Charlotte - owner's moving can't take - 2 y/o male Yellow LAB


*Lucky Labs Rescue*
Help needed for local (Charlotte, North Carolina) dog. Info we received from a LLR friend:
If anyone would be interested in this baby. His name is Duke and lives next door to me. His owners are moving and can't keep him so they may have to take him to the pound. *They say he is 2 yr old yellow lab. I have watched this poor baby outside everyday since November. He stays chained to a tree but never complains. We have become friends and I visit him with treats and play time every da*y. I can't take him because I just can't put myself through the pain anymore if I had to give him up. He is such a sweet boy, never barks, unless I'm walking away lol. After watching him live out in the freezing cold, snow, thunderstorms, and now heat, I would love for him to have a happy ending!!!! He has a dog house but never gets in it. *If you would like to help, please contact Tricia - [email protected]*
Another POS "moving".....plus dog has been CHAINED. Please rescue and let this dog know some love by a good family.


----------



## lrod1160 (Jul 19, 2014)

Would love to but I live in Connecticut


----------



## CAROLINA MOM (May 12, 2009)

lrod1160 said:


> Would love to but I live in Connecticut


There is a list of members who have volunteered to do transports. If you are serious about this boy, transport can be arranged. It has been done before.


----------



## nolefan (Nov 6, 2009)

I will help with transport - I live in Charlotte metro area and would be willing to drive 6 hours in any direction. Please keep me posted.
Kristy


----------



## GoldenCamper (Dec 21, 2009)

lrod1160 said:


> Would love to but I live in Connecticut


Frustrated with the lack of Golden retrievers to adopt in New England? No surprise. If you want one just take a drive down south, they seem bountiful


----------



## tine434 (Nov 24, 2013)

Could help transport if anyone wants him from the south, I am in GA

Sent from Petguide.com Free App


----------



## dborgers (Dec 7, 2011)

Tennessee Valley Golden Retriever Rescue (Welcome to Tennessee Valley Golden Retriever Rescue) accepts dogs from NC


----------



## GoldenMum (Mar 15, 2010)

dborgers said:


> Tennessee Valley Golden Retriever Rescue (Welcome to Tennessee Valley Golden Retriever Rescue) accepts dogs from NC


Thanks Danny, I will pass that along...


----------



## jealous1 (Dec 7, 2007)

Could always catch a ride up north on TJ . . .


----------



## jealous1 (Dec 7, 2007)

Just clicked on his picture which led to FB posting . . . update: 

Tricia Weiss Amell [person who originally posted] Hi all...happy to report Duke has a new home and is very happy!!! Thank you everyone for the inquiries!!!


----------



## GoldenMum (Mar 15, 2010)

jealous1 said:


> Just clicked on his picture which led to FB posting . . . update:
> 
> Tricia Weiss Amell [person who originally posted] Hi all...happy to report Duke has a new home and is very happy!!! Thank you everyone for the inquiries!!!
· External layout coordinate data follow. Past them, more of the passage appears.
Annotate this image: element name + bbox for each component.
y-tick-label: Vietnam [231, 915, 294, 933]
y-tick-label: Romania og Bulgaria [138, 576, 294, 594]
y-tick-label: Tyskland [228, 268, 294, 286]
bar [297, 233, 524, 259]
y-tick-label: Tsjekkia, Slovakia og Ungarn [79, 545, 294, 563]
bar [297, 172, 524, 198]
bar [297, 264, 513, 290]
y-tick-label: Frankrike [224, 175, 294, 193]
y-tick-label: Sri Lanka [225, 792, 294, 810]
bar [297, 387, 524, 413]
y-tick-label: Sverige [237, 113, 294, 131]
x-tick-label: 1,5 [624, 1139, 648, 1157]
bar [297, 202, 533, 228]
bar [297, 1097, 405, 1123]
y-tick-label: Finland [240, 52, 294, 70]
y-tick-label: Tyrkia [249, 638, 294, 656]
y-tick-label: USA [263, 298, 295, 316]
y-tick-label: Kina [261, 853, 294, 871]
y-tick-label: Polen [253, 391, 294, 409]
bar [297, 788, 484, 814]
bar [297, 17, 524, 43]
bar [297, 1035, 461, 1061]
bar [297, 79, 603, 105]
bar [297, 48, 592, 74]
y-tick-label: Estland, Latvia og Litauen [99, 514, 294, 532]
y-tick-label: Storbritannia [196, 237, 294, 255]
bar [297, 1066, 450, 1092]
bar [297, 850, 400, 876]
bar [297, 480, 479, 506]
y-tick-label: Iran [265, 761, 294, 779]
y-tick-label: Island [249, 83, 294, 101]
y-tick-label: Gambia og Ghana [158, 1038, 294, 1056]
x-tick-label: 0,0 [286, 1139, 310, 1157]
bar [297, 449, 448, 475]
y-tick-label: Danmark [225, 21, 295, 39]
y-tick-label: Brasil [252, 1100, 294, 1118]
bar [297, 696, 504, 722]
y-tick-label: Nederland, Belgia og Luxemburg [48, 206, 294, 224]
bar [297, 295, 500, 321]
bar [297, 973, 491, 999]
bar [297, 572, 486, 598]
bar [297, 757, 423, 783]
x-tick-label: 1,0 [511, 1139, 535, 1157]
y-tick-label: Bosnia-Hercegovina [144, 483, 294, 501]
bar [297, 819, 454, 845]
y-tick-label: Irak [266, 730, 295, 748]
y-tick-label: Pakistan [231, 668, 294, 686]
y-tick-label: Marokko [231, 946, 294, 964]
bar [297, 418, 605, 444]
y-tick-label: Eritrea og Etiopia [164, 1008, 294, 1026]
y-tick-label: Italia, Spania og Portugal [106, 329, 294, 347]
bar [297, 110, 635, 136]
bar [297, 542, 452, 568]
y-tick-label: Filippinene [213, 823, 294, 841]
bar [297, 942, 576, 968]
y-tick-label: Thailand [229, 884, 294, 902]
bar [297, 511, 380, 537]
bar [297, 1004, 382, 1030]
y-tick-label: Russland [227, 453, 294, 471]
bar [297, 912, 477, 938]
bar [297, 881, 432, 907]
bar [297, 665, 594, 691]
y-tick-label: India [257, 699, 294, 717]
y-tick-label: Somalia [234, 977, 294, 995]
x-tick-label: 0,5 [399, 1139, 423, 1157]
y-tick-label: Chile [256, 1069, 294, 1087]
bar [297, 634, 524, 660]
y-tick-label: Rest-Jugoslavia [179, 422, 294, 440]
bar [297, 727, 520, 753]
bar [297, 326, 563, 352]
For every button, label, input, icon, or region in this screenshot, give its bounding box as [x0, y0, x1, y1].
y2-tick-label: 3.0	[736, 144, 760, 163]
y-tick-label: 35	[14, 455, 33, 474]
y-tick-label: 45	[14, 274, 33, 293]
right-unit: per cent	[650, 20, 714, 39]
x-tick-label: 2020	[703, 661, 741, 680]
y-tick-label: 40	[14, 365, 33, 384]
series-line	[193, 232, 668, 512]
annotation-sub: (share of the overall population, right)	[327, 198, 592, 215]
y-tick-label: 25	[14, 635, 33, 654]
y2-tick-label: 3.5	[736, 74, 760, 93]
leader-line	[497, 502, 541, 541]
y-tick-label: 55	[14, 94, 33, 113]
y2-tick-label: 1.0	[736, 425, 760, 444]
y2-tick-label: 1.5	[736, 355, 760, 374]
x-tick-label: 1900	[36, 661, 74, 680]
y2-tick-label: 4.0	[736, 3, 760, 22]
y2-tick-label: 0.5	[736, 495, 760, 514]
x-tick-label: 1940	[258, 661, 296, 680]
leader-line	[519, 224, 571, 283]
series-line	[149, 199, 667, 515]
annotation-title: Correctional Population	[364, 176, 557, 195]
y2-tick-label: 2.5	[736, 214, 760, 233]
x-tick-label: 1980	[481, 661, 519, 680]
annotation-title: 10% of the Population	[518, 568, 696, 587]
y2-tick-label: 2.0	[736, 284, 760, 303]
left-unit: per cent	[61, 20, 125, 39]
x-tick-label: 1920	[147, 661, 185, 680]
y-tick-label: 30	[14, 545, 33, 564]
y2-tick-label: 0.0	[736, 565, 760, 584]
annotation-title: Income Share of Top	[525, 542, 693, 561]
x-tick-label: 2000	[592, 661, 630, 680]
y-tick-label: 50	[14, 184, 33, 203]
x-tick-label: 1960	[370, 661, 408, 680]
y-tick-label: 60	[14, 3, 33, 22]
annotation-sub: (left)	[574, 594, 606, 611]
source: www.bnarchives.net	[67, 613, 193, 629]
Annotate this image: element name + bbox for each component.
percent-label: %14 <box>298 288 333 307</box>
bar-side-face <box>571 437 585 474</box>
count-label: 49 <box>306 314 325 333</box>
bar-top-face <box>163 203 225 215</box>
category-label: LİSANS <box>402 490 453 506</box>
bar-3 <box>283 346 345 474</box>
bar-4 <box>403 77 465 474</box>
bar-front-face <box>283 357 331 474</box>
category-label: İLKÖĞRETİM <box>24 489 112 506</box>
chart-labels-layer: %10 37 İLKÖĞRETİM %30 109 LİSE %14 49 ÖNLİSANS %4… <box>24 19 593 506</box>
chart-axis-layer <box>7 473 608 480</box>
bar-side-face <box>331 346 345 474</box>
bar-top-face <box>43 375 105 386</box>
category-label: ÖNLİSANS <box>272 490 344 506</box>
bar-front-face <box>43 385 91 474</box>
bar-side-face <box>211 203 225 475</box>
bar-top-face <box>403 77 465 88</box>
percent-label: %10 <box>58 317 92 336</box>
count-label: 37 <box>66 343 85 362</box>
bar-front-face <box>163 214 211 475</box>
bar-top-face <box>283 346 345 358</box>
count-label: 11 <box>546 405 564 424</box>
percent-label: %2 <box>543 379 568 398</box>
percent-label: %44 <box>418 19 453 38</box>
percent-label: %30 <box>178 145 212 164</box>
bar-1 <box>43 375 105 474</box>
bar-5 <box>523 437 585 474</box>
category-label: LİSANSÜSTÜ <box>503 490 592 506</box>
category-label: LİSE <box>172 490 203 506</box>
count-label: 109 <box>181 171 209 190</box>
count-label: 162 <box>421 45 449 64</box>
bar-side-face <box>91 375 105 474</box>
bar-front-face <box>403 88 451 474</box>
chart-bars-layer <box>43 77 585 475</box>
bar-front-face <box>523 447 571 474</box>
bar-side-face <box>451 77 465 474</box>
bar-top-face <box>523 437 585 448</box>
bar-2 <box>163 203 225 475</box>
Wonderful news, Thanks for updating!


----------



## nolefan (Nov 6, 2009)

Awesome!!! Just gave me a shiver to read those wonderful words. Thanks for letting us know that Duke's life has taken a turn for the better


----------



## CAROLINA MOM (May 12, 2009)

Great news, very happy for this boy. 

I'll update the thread title.


----------



## lrod1160 (Jul 19, 2014)

I am very serious about adopting. I have been trying to contact someone else about another dog but up until now they have not emailed me back.


----------



## JeanieBeth (Jul 13, 2013)

jealous1 said:


> Just clicked on his picture which led to FB posting . . . update:
> 
> Tricia Weiss Amell [person who originally posted] Hi all...happy to report Duke has a new home and is very happy!!! Thank you everyone for the inquiries!!!


Thank You!! ☝?☝☝

Sent from Petguide.com Free App


----------